The Numbers Behind the HVAC Workforce Crisis

The US Bureau of Labor Statistics projects that HVACR employment will grow 8% between 2024 and 2034 — faster than the average for all occupations. That growth, combined with retirements, is expected to generate more than 40,000 new job openings annually throughout the decade.

To put that in context: the entire HVAC industry needs to recruit, train and retain the equivalent of a mid-sized city's workforce every single year just to keep up with demand. The gap between the technicians needed and the technicians available is widening, not closing.

The US Bureau of Labor Statistics projects HVACR jobs to grow 8% between 2024 and 2034, creating more than 40,000 new openings annually due to rising demand and the retirement of experienced technicians.

For contractors, the workforce shortage has a direct business cost. When you cannot hire technicians, you turn down jobs. When you turn down jobs, revenue shrinks. When revenue shrinks, the business stalls. This is not a theoretical problem — it is the daily operational reality for HVAC businesses across North America.

What the Lowe's Foundation Is Actually Funding

The Lowe's Foundation's $250 million Gable Grants programme is focused on community colleges, trade schools, and workforce training providers. The programme has already committed funding to more than 40 institutions across the US, with priority given to programmes that offer accelerated credentials in plumbing, electrical, carpentry, and HVAC.

The practical impact of this kind of corporate investment is not immediate. Building a pipeline of trained HVAC technicians takes two to four years even under the best conditions — community college enrolment, apprenticeship completion, EPA 608 certification, and on-the-job experience all take time. A pledge made in 2026 starts showing up as technicians in the field somewhere around 2028 to 2030.

That timeline is important for contractors to understand. Lowe's investment is genuinely significant. But it does not solve your hiring problem this summer.

Closing the Skills Gap One Technician at a Time

According to ACCA, the most effective approaches to closing the HVAC skills gap in 2026 are happening at the local level — contractors partnering directly with community colleges, offering paid apprenticeships, and actively recruiting from high schools.

The data on youth interest in trades is actually more encouraging than many contractors realise. A January 2026 survey of 500 college and high school students found that 75 percent of teens aged 13 to 18 would consider a trade job over going to college. The problem is not that young people are uninterested in skilled trades. The problem is that HVAC specifically is not visible enough in the places where young people are making career decisions.

Contractors who attend career fairs, partner with vo-tech programmes, and offer structured apprenticeships are already reporting better results than those waiting for the workforce to find them.

What Canada's Trades Sector Can Learn

Canada faces a parallel workforce challenge. The skilled trades shortage in Ontario, Alberta, and British Columbia is well-documented, with provincial governments investing in Red Seal certification programmes and skilled trades promotion campaigns.

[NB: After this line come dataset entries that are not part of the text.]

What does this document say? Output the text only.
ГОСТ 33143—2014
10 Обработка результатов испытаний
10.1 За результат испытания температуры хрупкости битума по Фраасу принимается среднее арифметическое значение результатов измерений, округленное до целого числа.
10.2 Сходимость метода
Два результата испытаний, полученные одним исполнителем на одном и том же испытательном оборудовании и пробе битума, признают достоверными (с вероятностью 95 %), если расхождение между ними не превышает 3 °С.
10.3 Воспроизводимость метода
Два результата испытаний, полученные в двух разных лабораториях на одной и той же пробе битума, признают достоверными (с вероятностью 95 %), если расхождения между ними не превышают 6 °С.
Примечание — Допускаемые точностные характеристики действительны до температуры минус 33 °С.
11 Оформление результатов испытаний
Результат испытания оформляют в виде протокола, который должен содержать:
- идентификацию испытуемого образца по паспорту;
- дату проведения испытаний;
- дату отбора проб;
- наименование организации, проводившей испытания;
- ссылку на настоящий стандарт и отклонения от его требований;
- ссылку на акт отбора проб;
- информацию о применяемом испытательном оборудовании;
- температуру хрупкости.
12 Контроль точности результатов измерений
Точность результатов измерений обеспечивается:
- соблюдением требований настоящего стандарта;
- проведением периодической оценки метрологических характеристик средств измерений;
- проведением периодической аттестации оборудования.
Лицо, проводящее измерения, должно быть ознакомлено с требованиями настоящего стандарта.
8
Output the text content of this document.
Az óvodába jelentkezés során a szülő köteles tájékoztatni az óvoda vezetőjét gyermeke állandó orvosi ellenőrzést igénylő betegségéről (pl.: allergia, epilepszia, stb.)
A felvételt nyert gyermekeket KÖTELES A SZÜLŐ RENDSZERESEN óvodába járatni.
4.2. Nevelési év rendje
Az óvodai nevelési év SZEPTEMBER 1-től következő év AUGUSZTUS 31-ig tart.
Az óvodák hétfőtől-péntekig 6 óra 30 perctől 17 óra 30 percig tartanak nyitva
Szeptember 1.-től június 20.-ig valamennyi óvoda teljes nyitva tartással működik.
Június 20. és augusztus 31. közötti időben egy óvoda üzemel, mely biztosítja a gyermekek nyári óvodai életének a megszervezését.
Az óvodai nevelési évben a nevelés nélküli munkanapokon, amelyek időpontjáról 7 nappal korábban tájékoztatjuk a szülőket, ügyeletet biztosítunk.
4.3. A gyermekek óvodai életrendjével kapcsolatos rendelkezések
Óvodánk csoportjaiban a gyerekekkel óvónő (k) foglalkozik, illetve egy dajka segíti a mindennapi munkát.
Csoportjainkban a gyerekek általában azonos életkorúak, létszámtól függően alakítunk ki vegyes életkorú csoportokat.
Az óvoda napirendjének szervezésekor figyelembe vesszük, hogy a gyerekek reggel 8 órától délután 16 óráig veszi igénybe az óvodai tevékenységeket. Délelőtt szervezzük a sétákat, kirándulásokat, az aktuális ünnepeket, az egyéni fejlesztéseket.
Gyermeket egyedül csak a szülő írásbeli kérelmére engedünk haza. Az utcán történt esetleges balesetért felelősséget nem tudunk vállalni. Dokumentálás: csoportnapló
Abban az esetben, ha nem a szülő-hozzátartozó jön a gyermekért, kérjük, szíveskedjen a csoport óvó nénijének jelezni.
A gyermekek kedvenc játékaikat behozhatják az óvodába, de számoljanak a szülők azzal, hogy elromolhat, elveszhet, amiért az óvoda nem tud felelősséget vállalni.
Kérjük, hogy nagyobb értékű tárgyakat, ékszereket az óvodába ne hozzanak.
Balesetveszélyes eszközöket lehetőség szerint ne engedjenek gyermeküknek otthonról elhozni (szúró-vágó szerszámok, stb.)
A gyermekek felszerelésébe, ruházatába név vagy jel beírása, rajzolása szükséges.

The Lowe's Foundation commitment is US-focused, but Canadian HVAC businesses should watch its outcomes closely — particularly the community college partnership model, which maps well onto Canada's college system.

For Canadian contractors, the parallel question is: what is your provincial government doing on trades training investment, and are you engaged with those programmes?

Frequently Asked Questions

What is the HVAC workforce shortage in 2026?

The HVAC workforce shortage refers to the growing gap between the number of qualified HVACR technicians available and the number needed to meet industry demand. The BLS projects more than 40,000 new HVAC job openings annually through 2034, driven by growth and technician retirements.

What is the Lowe's Foundation skilled trades pledge?

The Lowe's Foundation pledged $250 million through its Gable Grants programme to train 250,000 skilled trade workers by 2035, funding community colleges and trade schools across the US with a focus on accelerated credential programmes in HVAC, plumbing, electrical, and carpentry.

How can HVAC contractors address the skills gap?

Effective approaches include partnering with community colleges and vocational schools, offering paid apprenticeships, recruiting at high school career fairs, and building internal training programmes that develop entry-level hires into certified technicians over 12 to 24 months.

How fast are HVAC jobs growing?

The US Bureau of Labor Statistics projects HVACR employment to grow 8% between 2024 and 2034 — faster than the average for all occupations — driven by new construction, equipment replacement demand, and the transition to heat pump and A2L refrigerant technology.